There is a deep irony to this. The exploration of the final frontier was once a unifying force in this country. In “Hillbilly Elegy,” his bestselling memoir about growing up poor in rural America, J.D. Vance links the end of the space race era to the general feeling of isolation among working-class whites, writing, “As a culture, we had no heroes … The space program, long a source of pride, had gone the way of the dodo, and with it the celebrity astronauts. Nothing united us with the core fabric of American society.” Whatever once divided us seemed small when put on the level of light-years and astronomical units. The space race — geopolitical implications aside — was nonpartisan and attention-grabbing, simultaneously emblematic of American primacy and the achievement of humans. Awe-inspiring, perspective-shifting photographs of Earth from space reminded humanity that, no matter our differences, we are all united on a pale blue dot.

At its peak in 1966, NASA represented 4.41 percent of U.S. federal spending. By 2015 that number is estimated to have fallen almost 90 percent to 0.47 percent of the budget. Maybe there’s no truly compelling reason for the federal government to spend such exorbitant amounts on space research and travel (after all, 4.41 percent of the budget is more than we spend today on veterans, agriculture, education or transportation). But the 50-year decline of the space program has come in conjunction with an erosion of American unity and identity, and, like Vance, I am confident the two are interrelated. Every day private sector space travel comes closer and closer to becoming a reality, with Elon Musk’s company SpaceX announcing on Monday that they plan to send two tourists in orbit around the moon by next year.

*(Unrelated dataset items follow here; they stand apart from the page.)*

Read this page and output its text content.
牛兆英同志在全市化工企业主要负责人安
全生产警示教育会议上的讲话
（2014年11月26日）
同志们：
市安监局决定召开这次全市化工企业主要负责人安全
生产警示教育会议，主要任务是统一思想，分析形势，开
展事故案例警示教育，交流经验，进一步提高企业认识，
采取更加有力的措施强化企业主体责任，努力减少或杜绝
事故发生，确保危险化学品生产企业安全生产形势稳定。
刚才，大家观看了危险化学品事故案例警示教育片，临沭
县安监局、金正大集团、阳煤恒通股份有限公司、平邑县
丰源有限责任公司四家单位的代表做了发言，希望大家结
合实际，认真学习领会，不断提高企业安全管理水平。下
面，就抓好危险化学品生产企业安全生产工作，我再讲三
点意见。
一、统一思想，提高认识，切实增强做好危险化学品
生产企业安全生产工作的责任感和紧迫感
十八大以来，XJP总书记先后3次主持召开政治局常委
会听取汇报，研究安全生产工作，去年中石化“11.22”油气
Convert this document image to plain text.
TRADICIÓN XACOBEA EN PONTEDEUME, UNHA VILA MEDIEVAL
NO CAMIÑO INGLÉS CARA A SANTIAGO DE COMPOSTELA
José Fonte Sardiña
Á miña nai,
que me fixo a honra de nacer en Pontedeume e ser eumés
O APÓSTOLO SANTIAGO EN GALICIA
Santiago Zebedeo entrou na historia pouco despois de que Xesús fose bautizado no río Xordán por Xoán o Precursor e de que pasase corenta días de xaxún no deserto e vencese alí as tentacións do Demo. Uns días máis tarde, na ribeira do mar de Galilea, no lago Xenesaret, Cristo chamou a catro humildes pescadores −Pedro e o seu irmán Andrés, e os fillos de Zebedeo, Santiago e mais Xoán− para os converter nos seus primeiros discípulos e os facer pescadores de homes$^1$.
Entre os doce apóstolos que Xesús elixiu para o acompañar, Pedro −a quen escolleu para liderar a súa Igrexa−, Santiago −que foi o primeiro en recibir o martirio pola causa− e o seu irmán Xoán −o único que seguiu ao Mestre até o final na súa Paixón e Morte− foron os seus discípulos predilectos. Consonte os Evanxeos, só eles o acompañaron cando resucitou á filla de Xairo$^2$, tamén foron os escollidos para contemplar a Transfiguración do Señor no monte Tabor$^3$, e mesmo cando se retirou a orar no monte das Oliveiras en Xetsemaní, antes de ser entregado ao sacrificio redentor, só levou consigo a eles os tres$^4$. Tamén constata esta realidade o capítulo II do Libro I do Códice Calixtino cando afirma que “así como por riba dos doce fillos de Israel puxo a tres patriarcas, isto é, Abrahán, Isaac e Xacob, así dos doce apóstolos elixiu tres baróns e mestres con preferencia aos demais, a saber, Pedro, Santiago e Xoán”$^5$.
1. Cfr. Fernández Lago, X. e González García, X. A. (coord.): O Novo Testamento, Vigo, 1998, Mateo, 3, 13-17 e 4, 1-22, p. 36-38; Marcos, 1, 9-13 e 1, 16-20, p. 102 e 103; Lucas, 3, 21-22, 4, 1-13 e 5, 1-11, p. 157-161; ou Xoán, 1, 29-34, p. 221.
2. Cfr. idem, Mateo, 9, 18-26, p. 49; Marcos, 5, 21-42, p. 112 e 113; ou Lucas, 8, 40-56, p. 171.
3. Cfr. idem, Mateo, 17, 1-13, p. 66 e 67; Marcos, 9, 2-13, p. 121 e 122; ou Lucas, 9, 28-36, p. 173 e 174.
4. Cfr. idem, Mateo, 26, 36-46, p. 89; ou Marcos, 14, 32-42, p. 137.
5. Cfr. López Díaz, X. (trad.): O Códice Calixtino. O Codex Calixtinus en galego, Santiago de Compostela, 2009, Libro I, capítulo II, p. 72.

But while all space travel is exciting, it is considerably harder to find the same pride in a corporation’s accomplishments as it is in your own nation’s.

The TRAPPIST-1 planets, whether or not they have life or liquid water, will outlive the United States of America and all of planet Earth by about 9,995,000,000,000 years. When our sun dies, theirs will still be in its infancy. To be sure, this is depressing, but it is also one of the most compelling reasons to study the universe beyond us. In the words of Randall Munroe, the cartoonist and former NASA engineer, “The universe is probably littered with the one-planet graves of cultures which made the sensible economic decision that there’s no good reason to go into space — each discovered, studied and remembered by the ones who made the irrational decision.” This week’s news was a small taste of what might be out there, as long as we are motivated to keep looking.